00401034 mov ecx,dword ptr [string "1234567890" 4 (00422020)]
0040103A mov dword ptr [ebp-0ch],ecx; function ibid., copy "5678" 4 bytes to array c
0040103D mov dx,word ptr [string "1234567890" 8 (00422024)]
00401044 mov word ptr [ebp-8],dx; function ibid., copy "90" 2 bytes to C
00401048 mov al,[string "1234567890" 0Ah (00422026)]

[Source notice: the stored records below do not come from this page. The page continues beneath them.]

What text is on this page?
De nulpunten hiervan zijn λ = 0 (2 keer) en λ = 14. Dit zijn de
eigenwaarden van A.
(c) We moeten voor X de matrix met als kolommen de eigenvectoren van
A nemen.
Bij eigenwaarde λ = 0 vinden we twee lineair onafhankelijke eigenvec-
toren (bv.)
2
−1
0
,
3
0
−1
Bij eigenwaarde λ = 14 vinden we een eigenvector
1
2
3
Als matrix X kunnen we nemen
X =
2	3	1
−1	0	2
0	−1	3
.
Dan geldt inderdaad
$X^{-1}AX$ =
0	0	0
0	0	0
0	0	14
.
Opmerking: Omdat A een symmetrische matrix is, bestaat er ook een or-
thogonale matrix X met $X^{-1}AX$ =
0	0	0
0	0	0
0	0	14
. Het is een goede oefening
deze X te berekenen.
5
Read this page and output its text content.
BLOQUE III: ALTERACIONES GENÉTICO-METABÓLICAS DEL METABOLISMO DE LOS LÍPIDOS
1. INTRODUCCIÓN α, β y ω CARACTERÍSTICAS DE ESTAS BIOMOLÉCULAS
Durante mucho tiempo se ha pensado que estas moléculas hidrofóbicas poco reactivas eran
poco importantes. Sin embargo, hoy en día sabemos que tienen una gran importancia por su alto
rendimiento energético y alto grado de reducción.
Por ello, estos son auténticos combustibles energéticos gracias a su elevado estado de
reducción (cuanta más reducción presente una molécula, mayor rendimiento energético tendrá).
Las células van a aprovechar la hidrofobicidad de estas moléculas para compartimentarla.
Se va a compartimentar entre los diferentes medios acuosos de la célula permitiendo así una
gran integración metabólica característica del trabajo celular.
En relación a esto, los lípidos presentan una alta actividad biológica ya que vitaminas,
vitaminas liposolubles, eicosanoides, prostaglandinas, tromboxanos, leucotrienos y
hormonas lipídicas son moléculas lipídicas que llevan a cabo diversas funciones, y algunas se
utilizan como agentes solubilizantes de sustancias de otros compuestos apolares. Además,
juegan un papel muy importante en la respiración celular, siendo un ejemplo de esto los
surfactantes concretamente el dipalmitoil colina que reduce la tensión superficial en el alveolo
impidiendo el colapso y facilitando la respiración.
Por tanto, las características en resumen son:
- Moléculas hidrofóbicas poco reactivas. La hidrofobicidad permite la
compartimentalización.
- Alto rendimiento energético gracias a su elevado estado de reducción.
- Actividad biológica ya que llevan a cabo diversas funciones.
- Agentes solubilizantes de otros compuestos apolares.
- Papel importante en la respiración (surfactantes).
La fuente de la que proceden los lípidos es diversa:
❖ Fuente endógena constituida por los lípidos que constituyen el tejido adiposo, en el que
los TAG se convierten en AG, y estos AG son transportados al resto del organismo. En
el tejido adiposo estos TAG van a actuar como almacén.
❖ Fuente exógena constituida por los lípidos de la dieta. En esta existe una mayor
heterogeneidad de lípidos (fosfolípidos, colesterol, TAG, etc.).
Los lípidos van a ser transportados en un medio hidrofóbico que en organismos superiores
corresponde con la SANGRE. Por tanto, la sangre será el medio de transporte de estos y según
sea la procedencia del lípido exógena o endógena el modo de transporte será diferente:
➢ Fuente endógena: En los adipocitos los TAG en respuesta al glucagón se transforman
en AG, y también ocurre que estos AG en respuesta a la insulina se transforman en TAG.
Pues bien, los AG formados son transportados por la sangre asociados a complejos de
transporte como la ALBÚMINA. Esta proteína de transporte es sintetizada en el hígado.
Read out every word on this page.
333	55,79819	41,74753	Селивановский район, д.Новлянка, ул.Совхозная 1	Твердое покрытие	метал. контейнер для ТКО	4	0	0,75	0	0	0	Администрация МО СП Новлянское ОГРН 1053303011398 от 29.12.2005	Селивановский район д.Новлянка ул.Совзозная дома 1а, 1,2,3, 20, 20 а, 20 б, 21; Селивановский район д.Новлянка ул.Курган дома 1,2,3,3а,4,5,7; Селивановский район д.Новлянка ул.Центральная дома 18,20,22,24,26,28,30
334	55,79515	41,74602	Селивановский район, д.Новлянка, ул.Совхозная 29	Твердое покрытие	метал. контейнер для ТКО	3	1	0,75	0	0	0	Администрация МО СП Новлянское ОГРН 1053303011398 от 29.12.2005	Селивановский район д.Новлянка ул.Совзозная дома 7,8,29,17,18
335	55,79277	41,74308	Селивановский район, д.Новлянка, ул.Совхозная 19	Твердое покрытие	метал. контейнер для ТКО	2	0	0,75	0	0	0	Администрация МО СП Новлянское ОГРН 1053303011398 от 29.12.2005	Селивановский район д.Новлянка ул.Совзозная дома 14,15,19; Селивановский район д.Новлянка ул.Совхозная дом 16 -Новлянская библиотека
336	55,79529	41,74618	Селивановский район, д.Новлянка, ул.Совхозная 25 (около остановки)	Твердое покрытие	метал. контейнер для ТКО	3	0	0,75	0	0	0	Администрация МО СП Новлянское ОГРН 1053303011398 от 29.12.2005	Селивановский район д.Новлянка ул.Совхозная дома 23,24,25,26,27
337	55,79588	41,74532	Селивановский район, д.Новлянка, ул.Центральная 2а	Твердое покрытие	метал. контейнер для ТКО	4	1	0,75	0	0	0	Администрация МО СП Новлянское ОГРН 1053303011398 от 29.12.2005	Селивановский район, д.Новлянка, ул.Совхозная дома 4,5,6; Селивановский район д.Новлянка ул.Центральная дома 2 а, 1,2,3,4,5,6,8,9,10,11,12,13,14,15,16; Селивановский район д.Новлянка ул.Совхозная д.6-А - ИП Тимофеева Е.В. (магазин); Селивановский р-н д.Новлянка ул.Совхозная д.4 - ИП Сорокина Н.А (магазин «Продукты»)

0040104D mov byte ptr [ebp-6],al; this is all ripe, don't forget the
10:char *p = "1234567890";
00401050 mov dword ptr [Ebp-14h],offset string "1234567890" (0042201c); ebp-0x14 is the space address assigned to the pointer p, the size is 4 bytes, and the value in the address is the string "1 234567890 "The first address
11:a = c[1];
00401057 mov cl,byte ptr [ebp-0fh]; Here is the focus, because array c is stored continuously on the stack, it is easy to find the address of one of the characters according to EBP, and take the value, assign to CL
0040105A mov byte ptr [ebp-4],cl; completion assignment
12:a = p[1];
0040105D mov edx,dword ptr [ebp-14h]; here is different from the above, because according to EBP only know the value of the pointer p, first get the value of P, that is, first get a pointer
00401060 mov al,byte ptr [edx 1]; Find a character in the string indirectly based on the resulting pointer
00401063 mov byte ptr [ebp-4],al
13:return 0;
00401066 xor eax,eax eax 0, as the return value of the main function
14:}
00401068 Pop EDI
00401069 pop ESI
0040106A pop ebx
0040106B mov esp,ebp
0040106D pop ebp; Recovery ebp
0040106E ret
Well, as you can see, it takes 2 steps to access an element with an array, and 3 steps when you use the pointer. The visible array is not the same as the pointer, and sometimes the idea that the name of the array can be viewed as a pointer is sometimes true, but sometimes it goes wrong. Let me give you a simple example, and the following example may be a problem that you will often encounter during the development process.
In file Test.cpp:
Copy Code code as follows:
#include "stdafx.h"
#include "inc.h"
extern Char chtest[10];
int main (int argc, char* argv[])
{
printf ("chtest=%s\n", chtest);
return 0;
}
There is an extern declaration that indicates that the chtest array is defined in an external file. Chtest is defined in inc.h:
Copy Code code as follows:
Char chtest[10]= "123456789";
The above program, after compiling, can run successfully. But if you change the red code to the following:
Copy Code code as follows:
At this time, the program in the compilation of the communication, but the error message is: redefinition; Different types of indirection, but this time there is no error in which line of instructions, if the development of a large project, then it is not easy to locate the problem where. The cause of the above error I think we all understand that, because when chtest as a pointer is referenced, its element access is different from the array, even if the program can compile, at run time, there will be errors.
Well, the above content is personal feeling and hair, is some simple fragmentary things, consultation fee. If there are any places that are not appropriate, look at them!